Patient selection and management
RA patients undergoing TKAs at our
institute between January 2000 and December 2011 were included in this
study, patients receiving operations for other joint diseases (i.e.
osteoarthritis, ankylosing spondylosis, etc.) were excluded from
research analysis. RA disease status was verified in all patients
through history of rheumatologist diagnosis made according to
standardized diagnostic criteria before admission. Information regarding
GC and DMARD therapy was collected using our institutional arthroplasty
database. Patients were organized into 3 treatment groups based on
perioperative medication therapy:
A.Control group (no anti-rheumatic drugs used)
B.DMARD group (conventional or biologic DMARD use with no GC)
C.Co-therapy group (DMARD and GC use)
In order to be included in groups B and C, patients must have received
consistent management with DMARDs and DMARDs plus GC respectively for a
minimum of one year postoperatively.
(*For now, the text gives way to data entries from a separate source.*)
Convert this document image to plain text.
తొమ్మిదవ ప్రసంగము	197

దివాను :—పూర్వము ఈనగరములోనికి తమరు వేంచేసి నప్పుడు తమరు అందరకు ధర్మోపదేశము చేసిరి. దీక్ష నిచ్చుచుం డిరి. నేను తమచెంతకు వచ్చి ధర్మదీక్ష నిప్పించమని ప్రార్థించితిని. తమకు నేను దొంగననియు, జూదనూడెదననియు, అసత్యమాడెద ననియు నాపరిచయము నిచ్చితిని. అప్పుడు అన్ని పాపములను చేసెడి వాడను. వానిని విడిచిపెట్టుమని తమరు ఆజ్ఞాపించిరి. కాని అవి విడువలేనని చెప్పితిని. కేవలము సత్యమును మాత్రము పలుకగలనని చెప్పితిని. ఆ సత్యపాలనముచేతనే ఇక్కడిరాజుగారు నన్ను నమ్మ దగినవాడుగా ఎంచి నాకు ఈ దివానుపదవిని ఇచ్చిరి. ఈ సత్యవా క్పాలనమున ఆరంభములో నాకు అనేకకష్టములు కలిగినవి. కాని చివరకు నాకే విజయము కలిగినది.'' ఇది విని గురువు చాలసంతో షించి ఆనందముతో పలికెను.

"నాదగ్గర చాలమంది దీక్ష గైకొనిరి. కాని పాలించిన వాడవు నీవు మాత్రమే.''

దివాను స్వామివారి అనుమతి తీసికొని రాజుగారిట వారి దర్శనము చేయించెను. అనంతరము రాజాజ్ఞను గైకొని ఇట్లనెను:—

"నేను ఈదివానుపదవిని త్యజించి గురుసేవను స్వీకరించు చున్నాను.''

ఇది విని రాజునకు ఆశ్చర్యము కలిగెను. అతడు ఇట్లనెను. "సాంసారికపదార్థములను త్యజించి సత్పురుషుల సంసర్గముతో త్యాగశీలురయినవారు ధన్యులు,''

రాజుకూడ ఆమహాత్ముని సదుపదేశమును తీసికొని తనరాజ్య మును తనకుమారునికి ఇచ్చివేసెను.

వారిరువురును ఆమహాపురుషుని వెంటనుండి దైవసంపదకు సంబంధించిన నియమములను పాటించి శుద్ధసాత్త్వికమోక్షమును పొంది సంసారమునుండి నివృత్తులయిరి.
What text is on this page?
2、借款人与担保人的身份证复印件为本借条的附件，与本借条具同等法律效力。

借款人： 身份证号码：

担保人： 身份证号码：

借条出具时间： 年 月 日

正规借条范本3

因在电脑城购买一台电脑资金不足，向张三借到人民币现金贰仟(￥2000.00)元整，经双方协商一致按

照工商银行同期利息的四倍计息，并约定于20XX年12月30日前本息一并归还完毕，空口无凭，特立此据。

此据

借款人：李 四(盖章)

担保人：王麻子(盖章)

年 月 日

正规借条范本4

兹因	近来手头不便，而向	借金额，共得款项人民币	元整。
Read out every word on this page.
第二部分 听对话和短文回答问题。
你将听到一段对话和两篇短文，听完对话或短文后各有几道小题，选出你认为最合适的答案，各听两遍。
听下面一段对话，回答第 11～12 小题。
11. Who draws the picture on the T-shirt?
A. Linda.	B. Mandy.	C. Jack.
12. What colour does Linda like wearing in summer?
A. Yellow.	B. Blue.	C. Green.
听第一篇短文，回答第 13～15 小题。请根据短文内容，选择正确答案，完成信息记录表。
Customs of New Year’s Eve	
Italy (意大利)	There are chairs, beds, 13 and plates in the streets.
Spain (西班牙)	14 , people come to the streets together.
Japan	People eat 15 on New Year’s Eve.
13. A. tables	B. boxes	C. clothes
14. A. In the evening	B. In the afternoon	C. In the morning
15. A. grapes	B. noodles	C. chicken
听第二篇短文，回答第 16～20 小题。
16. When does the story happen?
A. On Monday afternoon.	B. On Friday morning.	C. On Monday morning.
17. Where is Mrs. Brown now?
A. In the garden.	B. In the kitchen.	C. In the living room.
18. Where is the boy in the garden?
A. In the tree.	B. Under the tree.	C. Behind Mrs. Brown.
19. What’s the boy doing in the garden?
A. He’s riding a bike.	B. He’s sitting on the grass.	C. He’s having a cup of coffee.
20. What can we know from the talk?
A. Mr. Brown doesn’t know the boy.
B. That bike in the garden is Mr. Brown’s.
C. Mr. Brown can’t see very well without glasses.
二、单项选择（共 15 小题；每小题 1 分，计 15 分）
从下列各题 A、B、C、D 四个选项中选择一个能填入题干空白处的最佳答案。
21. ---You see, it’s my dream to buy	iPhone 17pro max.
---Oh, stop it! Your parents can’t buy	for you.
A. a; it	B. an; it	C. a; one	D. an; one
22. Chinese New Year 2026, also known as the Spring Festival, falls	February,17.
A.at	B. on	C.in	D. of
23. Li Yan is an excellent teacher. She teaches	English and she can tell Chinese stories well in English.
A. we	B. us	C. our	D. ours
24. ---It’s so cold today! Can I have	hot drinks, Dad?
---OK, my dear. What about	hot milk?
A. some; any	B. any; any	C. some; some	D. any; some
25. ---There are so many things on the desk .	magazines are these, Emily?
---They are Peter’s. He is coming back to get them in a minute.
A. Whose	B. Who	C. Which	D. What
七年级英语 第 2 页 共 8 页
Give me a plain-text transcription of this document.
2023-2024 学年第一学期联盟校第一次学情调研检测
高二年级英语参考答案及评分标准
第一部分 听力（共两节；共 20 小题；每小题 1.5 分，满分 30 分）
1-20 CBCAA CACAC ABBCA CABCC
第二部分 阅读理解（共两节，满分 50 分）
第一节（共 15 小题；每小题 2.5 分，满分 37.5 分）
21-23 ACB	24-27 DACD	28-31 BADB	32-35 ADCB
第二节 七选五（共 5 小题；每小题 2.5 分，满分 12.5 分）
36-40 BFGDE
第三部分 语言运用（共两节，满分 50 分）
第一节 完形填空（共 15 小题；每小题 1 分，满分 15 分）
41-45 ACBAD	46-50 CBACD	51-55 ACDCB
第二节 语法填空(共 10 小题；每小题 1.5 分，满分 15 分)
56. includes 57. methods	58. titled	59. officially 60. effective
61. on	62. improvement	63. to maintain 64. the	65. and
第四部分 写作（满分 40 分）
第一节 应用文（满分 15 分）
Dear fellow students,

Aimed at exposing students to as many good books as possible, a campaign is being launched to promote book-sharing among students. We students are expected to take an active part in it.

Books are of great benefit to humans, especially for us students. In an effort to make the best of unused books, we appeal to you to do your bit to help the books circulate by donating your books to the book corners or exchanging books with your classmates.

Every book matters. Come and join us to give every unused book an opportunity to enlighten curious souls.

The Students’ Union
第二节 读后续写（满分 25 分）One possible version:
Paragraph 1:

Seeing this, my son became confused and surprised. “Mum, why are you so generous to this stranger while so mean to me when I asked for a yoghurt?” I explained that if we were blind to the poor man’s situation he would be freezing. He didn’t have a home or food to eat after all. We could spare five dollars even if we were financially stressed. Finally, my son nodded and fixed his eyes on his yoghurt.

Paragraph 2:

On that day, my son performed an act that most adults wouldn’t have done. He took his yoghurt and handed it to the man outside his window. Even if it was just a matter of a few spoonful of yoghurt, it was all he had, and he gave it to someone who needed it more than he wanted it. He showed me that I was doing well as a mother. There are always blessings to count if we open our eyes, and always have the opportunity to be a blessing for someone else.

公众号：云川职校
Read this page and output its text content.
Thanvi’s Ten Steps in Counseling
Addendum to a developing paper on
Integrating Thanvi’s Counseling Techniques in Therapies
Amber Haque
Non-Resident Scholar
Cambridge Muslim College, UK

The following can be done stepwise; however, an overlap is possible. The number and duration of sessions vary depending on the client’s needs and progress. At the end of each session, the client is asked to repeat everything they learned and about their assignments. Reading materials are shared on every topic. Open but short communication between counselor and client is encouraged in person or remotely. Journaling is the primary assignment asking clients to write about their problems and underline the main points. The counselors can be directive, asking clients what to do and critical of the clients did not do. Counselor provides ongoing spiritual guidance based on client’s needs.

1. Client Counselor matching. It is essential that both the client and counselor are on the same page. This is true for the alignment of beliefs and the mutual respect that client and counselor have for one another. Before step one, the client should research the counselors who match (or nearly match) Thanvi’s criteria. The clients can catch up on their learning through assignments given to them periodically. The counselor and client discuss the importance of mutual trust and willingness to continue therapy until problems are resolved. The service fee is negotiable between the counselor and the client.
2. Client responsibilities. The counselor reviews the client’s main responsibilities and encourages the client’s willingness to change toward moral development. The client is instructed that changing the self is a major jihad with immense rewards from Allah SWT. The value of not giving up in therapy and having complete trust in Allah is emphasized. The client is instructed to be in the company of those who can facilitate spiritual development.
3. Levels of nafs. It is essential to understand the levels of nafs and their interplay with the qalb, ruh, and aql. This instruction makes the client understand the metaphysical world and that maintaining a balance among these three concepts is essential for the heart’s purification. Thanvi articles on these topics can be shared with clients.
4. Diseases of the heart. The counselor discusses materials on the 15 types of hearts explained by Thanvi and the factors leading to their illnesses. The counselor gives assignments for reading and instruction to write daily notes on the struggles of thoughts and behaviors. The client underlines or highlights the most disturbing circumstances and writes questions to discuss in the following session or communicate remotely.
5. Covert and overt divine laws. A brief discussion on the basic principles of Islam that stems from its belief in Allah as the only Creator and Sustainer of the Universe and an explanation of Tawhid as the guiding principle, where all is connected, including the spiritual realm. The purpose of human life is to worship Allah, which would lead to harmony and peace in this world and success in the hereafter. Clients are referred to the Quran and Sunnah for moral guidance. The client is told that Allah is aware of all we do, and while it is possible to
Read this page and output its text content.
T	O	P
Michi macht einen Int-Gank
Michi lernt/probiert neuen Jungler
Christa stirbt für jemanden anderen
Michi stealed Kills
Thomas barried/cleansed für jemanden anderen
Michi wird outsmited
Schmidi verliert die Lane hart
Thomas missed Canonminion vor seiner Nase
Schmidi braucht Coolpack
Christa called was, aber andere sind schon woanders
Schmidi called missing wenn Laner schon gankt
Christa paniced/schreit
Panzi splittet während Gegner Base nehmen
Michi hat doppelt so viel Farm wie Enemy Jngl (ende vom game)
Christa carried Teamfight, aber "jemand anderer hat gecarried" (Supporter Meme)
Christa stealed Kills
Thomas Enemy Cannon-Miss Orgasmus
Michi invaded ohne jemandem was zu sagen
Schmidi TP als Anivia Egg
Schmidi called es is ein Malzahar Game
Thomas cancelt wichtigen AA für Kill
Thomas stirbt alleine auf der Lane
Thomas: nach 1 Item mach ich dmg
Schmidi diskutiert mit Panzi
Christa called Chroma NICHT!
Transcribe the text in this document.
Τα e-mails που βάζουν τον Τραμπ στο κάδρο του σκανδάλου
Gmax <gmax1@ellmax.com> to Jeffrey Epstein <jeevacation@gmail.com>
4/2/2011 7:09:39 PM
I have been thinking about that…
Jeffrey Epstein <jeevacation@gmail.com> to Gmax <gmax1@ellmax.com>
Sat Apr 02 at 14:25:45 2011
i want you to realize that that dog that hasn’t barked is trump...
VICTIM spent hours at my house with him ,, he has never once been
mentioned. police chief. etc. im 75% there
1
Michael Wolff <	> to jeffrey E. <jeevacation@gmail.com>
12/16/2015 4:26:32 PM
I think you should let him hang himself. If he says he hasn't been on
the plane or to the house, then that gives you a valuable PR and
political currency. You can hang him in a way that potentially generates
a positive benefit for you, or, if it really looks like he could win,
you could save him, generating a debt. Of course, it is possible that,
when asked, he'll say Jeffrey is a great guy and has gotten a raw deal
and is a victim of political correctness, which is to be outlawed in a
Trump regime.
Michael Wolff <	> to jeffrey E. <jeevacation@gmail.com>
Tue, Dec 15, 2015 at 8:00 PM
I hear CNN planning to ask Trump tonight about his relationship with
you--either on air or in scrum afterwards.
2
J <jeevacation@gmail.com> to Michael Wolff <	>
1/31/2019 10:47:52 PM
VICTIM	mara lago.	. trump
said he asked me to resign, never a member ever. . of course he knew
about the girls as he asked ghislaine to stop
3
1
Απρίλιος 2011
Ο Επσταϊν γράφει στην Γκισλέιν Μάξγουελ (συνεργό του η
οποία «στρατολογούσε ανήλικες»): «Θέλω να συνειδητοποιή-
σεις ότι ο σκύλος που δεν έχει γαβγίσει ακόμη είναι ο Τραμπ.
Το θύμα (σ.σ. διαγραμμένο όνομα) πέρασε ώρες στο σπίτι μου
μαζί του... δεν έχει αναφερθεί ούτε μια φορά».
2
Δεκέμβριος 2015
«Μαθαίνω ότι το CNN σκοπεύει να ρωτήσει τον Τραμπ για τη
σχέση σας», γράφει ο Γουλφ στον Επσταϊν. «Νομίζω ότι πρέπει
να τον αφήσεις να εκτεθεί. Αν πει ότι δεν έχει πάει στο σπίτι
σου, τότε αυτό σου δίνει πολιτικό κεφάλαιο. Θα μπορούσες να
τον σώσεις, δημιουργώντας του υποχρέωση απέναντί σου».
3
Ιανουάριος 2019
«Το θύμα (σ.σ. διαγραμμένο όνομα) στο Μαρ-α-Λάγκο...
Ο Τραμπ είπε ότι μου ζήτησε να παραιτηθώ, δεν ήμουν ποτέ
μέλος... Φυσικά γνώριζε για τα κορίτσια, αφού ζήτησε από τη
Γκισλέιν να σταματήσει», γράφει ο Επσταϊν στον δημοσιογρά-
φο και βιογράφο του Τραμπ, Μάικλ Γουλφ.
Follow-ups were then conducted
through outpatient clinic questionnaires or via telephone. In cases of
patient attrition due to death between the follow-up period, most recent
health status was obtained in detail from close relatives.
In our study, no patients had been receiving GC monotherapy.
Conventional DMARDs treatment was continued during surgery for groups B
and C, however all biologic DMARDs were stopped 4 weeks prior to surgery
and restarted at least one week postoperatively depending on medication
and disease status. Non-steroid anti-inflammatory drugs (NSAIDs) were
given in each group as needed to control acute pain.